Date: 16 May, 2019 - Blog
Higher risk aversion and a stronger USD caused recently a persistent LATAM currencies’ weakness.
They have erased all their January gains and are back to their end of last year levels. Some progress on the US-China trade-war impasse could add material upside to emerging currencies. However other risks may continue to hurt EM assets. Apart from a more persistent than expected USD strengthening, some specific issues like higher political risks in Argentina and in Turkey could affect investor sentiment.
Those risks are already well discounted into the currency market. Emerging currencies volatility is trading well higher than the one of developed markets. In a risk friendly environment, emerging currencies have the same volatility as developed ones. In periods of stress, its volatility tends to be in average higher by 2 to 3 points. This is already the case.
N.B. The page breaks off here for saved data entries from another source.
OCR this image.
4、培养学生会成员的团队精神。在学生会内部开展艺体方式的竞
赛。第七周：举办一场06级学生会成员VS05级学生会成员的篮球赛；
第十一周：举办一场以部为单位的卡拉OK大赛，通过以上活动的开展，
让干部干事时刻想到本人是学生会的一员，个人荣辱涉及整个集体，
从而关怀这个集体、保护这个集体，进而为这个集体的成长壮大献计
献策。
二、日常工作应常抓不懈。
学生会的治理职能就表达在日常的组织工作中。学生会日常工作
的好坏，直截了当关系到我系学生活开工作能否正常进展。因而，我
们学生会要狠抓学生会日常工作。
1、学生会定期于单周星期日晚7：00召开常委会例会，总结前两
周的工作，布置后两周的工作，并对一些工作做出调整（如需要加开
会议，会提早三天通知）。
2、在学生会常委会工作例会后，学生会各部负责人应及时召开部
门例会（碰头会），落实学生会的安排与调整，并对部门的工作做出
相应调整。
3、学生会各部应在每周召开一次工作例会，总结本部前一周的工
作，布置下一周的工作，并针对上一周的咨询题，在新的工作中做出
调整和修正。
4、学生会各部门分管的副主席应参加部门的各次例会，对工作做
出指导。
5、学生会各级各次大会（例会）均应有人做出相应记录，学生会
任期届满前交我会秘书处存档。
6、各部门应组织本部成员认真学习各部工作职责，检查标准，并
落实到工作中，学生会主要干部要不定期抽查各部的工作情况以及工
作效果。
The MXN has been the standout outperformer in the region, and amongst EM this year. Even though if the Banxico shift to a dovish stance, the mix of attractive yields and still solid macro fundamentals suggests continued outperformance. The return of a more favorable environment towards EM assets could push the USD/MXN below 18.50 once again.
In the case of Brazil, domestic drivers should continue to dominate, and the BRL has the largest potential appreciation in the region over the coming months.
Foreign investors will continue to focus on the social security reform, which is now in its second-stage Lower House approval process. Approval is expected for next month. Even if all goes wrong, the bill should at least save BRL 600bn. That will give Brazil a significant boost. Furthermore, Brazil plans to reduce import tariffs by 10 percentage points over the next 4 years. The opening of the economy will be exponential. Guedes announced a tariff reduction of around 1% in the first year, 2% in the second, 3% in the third and 4% in the fourth. Annual inflation in Brazil rose to 4.9% in April, its highest in over 2 years and further above the central bank’s end-year target of 4.25%. Policymakers may draw comfort from the fact that it did not hit 5.0% but will react if it remains at this level. All those factors should be BRL supportive.
The CLP has weakened over the past month. This has more to do with the copper selloff in the wake of trade-war worries. However, constructive Chinese data and a favorable resolution to the trade-war impasse could pave the way for a CLP strengthening. The CLP is the currency the most exposed to external drivers.
The COP weakness contrasts with the oil prices rally. The correlation between the two assets has sharply reduced. Domestic drivers are a bit more constructive.
As usual, the PEN has the lowest regional volatility, as it is the least affected by the USD and the risk aversion. The Q1 economic slowdown and the potential central bank FX intervention would likely limit any sustained rally.